If you don’t want to fool with that PM me your address and I’ll send you one.
Oh man they’re so so so easy to fix.
My childhood NES had a capacitor go out recently and the color was off. It still worked it was just ugly.
I have like 10 of them so I just swapped my case, but for some silly reason it’s like I don’t feel connected to the “spirit” of the machine because of it.
I’m going to have to order new capacitors and you just reminded me.
Get that thing fixed. It’s so so easy.
There were no CD+Rs
My recollection is very hazy, it was such a technological blip.

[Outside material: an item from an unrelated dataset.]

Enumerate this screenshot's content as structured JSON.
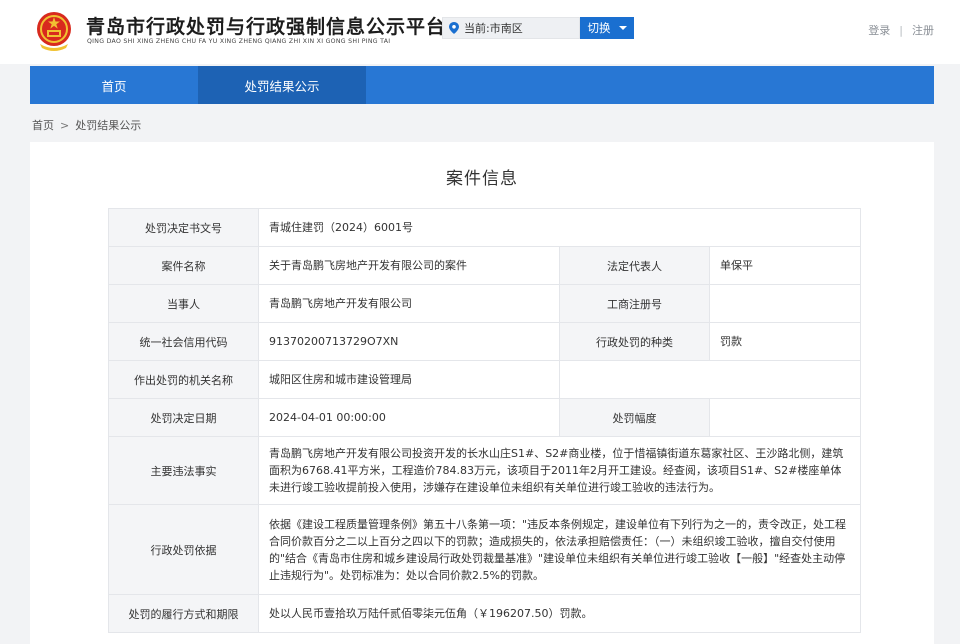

Or trying to re-burn a cdrw but it was originally not burnt with the same soft as yours 😓
🗑️💿🚮💔
I remember the funny lines on the back when I accidentally bumped into the tower or had the subwoofer on as it was burning.
Also holding down on the close-pin on a discman (so it would keep spinning the disc) and differently coloured sharpies were a great way to colourize your collection.
This isn’t very old lol. That computer could be from 2010 and CD’s and Sharpies were used then. Also, LimeWire was functional until like late 2010.
We’re as far away from the 90s as the 90s were from the 60s.
Ugh…
If they produced an equivalent of That 70s Show today the “very special episode of” would be the one where 9/11 happens.
But we are inching up to the 2060s! Lol
Let’s hope we make it there!
We are closer to the 2060s than the 1960s.
This year, 1975 is as far away as 2075.
I passed the day that was farther away from my birthday than my birthday was to the start of WW2 years ago.
I just checked and oh crap, me too! Almost 20 years ago…
i witnessed the creation of the mp3 format!